Added in this mix is the novel concept of an Australian western, with Aborigine “blacks” substituted for Indians, and the inclusion of Emily Watson (playing Winstone’s wife) and John Hurt, playing a poetry spouting English bounty hunter, in the Olympic cast.
All this potential evaporates seven minutes into the film. Once Pearce sets off on his rugged journey and the story should kick in, it becomes clear neither Cave nor Hillcoat are up for any heavy lifting. Yes, there are outstanding performances, strong images and interesting ideas floating around here, but they meander along at the service of an allegorical western or even worse, an art film.

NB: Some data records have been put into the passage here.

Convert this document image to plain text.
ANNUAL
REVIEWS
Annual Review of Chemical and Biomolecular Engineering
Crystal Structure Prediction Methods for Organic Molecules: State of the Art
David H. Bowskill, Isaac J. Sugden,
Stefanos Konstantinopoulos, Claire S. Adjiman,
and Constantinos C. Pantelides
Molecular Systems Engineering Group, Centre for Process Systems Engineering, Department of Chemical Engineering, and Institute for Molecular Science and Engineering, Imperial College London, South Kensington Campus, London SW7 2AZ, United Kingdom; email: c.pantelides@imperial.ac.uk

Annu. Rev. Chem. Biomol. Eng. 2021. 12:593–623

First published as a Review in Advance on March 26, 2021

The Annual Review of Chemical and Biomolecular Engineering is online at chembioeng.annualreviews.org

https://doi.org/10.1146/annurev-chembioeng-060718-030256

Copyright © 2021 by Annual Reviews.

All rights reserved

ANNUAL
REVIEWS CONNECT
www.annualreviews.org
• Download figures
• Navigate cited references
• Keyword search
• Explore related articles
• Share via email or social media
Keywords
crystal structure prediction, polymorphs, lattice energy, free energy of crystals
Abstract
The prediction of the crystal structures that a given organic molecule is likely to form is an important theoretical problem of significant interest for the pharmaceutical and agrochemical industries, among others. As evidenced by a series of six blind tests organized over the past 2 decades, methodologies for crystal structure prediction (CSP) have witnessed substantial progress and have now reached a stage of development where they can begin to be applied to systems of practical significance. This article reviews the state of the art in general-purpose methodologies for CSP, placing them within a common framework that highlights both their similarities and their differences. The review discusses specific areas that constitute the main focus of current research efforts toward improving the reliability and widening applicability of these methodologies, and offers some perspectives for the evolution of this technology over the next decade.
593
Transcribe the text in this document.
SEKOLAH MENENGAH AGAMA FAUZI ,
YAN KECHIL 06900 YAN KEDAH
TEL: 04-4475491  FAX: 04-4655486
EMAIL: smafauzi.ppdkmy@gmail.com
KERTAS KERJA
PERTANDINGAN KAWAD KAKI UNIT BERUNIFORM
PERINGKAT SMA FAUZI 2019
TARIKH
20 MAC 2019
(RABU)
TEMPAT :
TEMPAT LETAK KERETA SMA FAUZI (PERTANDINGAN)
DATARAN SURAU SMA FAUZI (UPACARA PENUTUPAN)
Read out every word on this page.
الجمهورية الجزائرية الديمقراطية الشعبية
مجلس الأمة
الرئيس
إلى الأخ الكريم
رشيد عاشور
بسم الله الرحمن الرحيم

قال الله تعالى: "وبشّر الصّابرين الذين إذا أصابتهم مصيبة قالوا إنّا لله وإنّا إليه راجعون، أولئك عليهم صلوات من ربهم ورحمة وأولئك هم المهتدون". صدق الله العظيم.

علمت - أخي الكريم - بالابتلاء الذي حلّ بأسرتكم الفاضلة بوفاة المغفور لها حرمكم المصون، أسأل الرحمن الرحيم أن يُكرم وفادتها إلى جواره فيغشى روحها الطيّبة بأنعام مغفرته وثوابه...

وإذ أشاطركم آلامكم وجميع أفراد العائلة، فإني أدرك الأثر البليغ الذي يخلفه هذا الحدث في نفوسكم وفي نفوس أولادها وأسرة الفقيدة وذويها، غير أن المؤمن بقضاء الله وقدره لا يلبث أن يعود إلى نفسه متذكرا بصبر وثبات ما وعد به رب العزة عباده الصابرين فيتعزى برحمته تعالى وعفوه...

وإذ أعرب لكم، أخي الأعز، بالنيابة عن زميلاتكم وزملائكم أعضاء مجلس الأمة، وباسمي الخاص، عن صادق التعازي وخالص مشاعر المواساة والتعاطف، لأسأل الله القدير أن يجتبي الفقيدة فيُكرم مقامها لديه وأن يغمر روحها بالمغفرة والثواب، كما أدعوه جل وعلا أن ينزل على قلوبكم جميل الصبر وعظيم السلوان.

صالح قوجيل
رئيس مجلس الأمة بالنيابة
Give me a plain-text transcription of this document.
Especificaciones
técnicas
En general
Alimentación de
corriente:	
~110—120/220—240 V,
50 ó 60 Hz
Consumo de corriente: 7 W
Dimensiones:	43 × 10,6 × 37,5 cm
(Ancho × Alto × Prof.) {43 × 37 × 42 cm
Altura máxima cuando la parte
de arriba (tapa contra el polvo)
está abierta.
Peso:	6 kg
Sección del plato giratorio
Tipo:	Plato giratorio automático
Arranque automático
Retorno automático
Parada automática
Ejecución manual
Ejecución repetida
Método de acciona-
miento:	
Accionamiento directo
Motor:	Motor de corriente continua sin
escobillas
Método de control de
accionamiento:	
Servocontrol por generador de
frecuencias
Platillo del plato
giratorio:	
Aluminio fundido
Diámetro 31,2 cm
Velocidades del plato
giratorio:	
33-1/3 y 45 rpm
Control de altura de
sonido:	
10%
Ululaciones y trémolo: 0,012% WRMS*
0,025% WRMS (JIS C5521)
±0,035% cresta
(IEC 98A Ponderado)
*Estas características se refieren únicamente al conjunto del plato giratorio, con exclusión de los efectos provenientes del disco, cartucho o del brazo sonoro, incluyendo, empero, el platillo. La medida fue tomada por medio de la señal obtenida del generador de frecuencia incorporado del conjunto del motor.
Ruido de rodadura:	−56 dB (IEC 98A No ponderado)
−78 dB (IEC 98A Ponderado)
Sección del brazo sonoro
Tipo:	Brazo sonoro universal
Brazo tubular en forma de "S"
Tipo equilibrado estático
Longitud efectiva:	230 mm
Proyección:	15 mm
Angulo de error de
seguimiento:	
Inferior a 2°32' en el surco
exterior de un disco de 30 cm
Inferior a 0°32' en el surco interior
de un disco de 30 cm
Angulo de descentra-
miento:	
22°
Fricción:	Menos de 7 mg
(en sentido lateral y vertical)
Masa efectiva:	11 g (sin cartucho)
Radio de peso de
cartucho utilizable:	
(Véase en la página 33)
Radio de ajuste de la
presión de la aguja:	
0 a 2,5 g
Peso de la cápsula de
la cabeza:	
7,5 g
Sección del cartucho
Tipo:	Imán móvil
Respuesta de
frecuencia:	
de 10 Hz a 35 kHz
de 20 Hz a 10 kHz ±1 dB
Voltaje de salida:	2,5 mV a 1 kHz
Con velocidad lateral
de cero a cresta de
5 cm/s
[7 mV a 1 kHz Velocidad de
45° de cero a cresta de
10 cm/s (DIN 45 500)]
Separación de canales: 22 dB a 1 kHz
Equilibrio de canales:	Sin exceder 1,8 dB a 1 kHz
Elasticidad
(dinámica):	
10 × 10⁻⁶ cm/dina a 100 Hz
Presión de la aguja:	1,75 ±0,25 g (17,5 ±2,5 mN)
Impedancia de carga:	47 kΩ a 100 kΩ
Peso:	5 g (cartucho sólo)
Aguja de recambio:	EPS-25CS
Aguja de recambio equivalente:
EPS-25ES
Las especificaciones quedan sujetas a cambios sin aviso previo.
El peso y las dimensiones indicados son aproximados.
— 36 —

Larry McMurtry this ain’t.
There’s too much of Emily Watson and the strained domestic scenes she has to play out, and not nearly enough of Pearce, Huston (a son of director John Huston’s) and John Hurt dueling against the Outback. These are desperate men wandering in a bitter landscape, but Cave is most keen on having them stare off into sunsets and ponder their existence.
In fact, I really hated this movie. It had so much going for it, but the script doesn’t have the weight to follow through on its promise. There’s still a great Australian western to be made about how the country was settled, and the role of its convicts, outlaws and bushrangers in that history. But avoid watching this one unless you want to be bored out of your mind.











2 responses so far ↓
1 Jose // Oct 15, 2006 at 5:53 pm
Yeah, this movie had potential but was pretty shallow in the end.
2 Joe Valdez // Oct 16, 2006 at 6:48 pm
Keep up your great work over at Choking On Popcorn, Jose. You’re a sea of sanity amid fanboys run amok.